410. The first of three assumptions underlying the Plan for Social Security is a general scheme of children’s allowances.   This means that direct provision (or the maintenance of dependent children will be made by payment   of allowances to those responsible for the care of those children.   The assumption rests on two connected arguments.

411. First, it is unreasonable to seek to guarantee an income sufficient for subsistence, while earnings are interrupted by-unemployment or disability, without ensuring sufficient income during earning. Social insurance should be part of a policy of a national minimum.    But a national minimum for families of every size cannot in practice be secured by a wage system, which must be based on the product of a man’s labour and not on the size of his family.   The social surveys of Britain between the two wars show that in the first thirty years of this century real wages rose by about one-third without reducing want to insignificance, and that the want which remained was almost wholly due to two causes—interruption or loss of earning power and large families.

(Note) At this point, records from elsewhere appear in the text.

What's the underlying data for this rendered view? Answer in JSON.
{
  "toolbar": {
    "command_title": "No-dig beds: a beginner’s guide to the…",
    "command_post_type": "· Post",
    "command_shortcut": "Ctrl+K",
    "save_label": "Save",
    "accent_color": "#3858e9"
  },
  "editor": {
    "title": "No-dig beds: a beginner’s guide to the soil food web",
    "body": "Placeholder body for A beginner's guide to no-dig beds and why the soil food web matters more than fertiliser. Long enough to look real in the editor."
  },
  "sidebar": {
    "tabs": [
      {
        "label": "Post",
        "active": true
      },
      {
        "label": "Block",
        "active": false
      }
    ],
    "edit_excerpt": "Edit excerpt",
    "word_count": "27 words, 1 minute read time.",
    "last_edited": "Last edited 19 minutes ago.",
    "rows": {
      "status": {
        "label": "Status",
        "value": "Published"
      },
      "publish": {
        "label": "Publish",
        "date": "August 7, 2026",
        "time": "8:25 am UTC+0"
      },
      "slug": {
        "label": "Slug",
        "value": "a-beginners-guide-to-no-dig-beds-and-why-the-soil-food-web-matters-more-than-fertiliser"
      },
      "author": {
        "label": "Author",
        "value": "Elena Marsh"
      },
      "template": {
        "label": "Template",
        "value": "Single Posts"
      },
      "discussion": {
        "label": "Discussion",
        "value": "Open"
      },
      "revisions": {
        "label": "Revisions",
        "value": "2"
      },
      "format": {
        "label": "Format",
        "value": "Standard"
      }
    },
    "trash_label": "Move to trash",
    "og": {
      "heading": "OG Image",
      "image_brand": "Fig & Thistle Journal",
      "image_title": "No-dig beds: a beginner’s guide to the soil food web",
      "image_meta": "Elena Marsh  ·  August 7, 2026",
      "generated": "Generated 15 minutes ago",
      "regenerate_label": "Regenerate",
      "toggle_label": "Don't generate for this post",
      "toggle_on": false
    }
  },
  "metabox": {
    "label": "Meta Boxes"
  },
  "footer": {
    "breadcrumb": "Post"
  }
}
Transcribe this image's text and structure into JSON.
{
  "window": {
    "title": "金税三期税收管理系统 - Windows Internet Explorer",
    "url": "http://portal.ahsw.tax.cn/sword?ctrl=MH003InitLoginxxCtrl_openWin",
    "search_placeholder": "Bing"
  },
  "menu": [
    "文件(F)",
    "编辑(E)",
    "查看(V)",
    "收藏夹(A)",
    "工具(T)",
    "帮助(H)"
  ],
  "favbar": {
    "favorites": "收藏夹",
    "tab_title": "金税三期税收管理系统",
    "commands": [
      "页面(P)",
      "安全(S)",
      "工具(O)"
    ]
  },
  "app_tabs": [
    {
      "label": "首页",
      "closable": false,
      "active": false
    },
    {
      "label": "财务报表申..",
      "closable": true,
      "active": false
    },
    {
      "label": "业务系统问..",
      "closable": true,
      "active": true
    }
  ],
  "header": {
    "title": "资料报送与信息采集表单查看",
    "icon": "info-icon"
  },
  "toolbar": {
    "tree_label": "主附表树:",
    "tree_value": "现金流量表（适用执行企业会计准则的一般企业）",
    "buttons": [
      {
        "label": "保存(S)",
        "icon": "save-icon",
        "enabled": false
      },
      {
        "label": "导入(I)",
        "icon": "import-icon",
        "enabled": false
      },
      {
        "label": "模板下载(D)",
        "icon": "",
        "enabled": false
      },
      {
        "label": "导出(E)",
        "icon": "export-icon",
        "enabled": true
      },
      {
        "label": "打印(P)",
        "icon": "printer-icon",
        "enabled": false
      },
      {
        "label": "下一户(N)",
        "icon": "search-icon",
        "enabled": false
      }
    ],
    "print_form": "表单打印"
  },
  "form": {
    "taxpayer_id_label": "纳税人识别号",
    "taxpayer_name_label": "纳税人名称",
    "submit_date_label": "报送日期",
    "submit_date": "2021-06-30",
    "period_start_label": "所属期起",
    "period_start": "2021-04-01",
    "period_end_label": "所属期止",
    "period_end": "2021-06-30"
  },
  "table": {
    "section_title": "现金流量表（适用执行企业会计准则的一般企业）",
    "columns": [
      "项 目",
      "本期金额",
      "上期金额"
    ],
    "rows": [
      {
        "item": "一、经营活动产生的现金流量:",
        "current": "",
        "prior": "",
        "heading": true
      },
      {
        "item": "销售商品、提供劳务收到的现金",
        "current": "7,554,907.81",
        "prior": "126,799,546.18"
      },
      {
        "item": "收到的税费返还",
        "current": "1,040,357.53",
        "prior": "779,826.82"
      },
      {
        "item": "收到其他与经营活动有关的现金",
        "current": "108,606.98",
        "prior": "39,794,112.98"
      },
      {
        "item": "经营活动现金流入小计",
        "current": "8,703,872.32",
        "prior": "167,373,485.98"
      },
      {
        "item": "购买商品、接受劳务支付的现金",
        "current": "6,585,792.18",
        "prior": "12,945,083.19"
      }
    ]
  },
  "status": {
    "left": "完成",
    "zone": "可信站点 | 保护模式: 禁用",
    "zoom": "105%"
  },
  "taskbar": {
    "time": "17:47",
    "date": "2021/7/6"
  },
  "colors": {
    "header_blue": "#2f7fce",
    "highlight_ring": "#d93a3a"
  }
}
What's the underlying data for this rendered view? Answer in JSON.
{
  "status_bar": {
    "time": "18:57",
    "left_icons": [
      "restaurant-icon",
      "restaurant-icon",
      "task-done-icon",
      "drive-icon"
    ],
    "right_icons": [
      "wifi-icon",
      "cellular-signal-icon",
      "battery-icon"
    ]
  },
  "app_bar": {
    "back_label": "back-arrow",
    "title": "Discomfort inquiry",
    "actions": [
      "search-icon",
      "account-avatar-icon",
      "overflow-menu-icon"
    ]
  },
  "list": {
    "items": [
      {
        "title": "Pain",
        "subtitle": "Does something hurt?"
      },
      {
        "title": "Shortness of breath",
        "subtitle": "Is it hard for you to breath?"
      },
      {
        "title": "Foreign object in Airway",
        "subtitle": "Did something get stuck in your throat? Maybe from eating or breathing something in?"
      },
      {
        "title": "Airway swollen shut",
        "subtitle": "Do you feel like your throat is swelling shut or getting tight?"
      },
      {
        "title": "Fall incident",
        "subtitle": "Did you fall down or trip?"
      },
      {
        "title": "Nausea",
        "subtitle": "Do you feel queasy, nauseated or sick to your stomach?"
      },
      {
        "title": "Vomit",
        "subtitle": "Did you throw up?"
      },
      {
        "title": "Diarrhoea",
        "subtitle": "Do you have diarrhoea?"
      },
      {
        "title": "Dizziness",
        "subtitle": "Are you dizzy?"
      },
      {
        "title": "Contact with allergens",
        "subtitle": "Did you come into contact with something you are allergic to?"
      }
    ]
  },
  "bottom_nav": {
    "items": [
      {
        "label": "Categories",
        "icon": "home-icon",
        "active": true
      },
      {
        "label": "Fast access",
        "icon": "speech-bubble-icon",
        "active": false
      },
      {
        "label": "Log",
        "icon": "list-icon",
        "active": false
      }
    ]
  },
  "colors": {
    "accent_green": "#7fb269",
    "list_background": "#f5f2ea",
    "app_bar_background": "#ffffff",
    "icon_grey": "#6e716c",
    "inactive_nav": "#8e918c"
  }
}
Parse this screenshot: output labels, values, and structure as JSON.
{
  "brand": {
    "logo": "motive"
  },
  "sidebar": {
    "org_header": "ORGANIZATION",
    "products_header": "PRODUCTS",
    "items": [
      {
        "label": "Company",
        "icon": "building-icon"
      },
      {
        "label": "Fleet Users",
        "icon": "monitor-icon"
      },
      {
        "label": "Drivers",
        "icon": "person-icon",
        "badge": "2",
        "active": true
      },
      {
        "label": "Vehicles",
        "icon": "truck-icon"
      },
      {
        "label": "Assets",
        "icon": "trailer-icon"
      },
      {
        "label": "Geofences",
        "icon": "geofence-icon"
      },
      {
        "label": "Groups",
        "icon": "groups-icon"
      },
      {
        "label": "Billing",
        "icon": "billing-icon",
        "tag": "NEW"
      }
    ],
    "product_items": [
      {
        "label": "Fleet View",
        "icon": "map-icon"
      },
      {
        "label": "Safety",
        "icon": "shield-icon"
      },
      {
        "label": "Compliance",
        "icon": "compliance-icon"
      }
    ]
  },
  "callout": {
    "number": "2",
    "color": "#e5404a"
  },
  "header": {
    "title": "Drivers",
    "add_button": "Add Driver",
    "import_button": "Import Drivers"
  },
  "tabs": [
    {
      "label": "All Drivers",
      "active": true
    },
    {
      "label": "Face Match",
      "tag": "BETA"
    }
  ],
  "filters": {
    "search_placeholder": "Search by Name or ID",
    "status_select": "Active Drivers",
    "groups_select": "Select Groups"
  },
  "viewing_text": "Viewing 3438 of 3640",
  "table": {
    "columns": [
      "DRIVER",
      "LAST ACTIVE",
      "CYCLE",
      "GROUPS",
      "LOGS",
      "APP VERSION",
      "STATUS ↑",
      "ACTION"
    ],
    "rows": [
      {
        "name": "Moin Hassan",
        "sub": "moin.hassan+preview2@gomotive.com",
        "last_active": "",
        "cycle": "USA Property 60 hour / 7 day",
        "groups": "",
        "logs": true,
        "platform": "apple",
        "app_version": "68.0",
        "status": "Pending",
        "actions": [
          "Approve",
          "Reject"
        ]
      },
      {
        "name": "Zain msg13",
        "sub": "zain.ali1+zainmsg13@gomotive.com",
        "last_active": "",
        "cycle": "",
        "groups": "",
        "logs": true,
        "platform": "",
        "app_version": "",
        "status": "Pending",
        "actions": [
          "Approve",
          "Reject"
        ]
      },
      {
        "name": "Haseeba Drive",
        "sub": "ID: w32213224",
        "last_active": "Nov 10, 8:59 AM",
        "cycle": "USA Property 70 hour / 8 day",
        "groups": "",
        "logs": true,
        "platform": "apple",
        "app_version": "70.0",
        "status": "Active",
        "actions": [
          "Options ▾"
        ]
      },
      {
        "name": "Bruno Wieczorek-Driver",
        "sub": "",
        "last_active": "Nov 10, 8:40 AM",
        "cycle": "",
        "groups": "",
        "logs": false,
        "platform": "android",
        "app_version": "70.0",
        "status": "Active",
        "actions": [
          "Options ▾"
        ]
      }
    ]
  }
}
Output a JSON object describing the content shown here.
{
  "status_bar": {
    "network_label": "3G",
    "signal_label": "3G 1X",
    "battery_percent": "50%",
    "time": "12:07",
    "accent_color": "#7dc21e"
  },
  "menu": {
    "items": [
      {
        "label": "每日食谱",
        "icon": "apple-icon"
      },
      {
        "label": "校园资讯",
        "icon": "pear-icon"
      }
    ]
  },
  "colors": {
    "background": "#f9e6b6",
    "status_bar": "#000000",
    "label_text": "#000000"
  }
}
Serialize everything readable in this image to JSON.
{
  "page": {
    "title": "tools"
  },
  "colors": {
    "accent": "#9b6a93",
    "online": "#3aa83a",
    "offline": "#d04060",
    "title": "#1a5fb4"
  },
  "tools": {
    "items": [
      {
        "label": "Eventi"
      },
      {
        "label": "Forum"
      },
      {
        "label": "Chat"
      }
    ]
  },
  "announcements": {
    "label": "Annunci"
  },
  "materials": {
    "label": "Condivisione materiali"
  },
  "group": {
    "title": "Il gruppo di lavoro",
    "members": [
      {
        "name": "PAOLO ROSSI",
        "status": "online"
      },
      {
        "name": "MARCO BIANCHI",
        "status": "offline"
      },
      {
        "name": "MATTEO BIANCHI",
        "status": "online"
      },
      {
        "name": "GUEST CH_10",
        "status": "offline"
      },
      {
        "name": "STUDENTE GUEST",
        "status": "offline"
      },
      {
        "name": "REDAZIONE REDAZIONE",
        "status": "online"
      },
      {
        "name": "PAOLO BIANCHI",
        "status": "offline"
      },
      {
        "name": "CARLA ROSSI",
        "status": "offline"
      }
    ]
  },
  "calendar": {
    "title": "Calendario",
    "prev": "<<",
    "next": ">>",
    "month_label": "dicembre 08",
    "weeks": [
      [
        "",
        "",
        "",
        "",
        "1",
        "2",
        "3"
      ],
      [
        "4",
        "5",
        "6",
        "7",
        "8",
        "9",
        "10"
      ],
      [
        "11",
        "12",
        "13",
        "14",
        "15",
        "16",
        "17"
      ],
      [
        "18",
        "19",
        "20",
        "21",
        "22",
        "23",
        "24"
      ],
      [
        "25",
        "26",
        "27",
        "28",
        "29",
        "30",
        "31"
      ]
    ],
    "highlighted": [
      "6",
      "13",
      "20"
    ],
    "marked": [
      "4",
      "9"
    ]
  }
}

412. Second, it is dangerous to allow benefit during unemployment or disability to equal or exceed earnings during work.   But, without allowances for children, during earning and not-earning alike, this danger cannot be avoided.    It has been experienced in an appreciable number of cases under unemployment benefit and unemployment assistance in the past.   The maintenance of employment—last and most important of the three assumptions of social security—will be impossible, without greater fluidity of labour and other resources in the aftermath of war than has been achieved in the past. To secure this, the gap between income during earning and during interruption of earning should be as large as possible for every man.    It cannot be kept large for men with large families, except either by making their benefit in unemployment and disability inadequate, or by giving allowances for children in time of earning and not-earning alike.

413. In addition to these two arguments, arising directly from considerations of social security, there are arguments arising from consideration of numbers of population and care of children.   With its present rate of reproduction, the British race cannot continue; means of reversing the recent course of the birth rate must be found.   It is not likely that allowances for children or any other economic incentives will, by themselves, provide that means and lead parents who do not desire children to rear children for gain.   But children’s allowances can help to restore the birth rate, both by making it possible for parents who desire more children to bring them into the world without damaging the chances of those already born, and as a signal of the national interest in children, setting the tone of public opinion.    As regards care of children, whatever possibilities the future may hold of larger families than now, the small families of to-day make it necessary that every living child should receive the best care that can be given to it.   The foundations of a healthy life must be laid in childhood.    Children’s allowances should be regarded both as a help to parents in meeting their responsibilities, and as an acceptance of new responsibilities by the community.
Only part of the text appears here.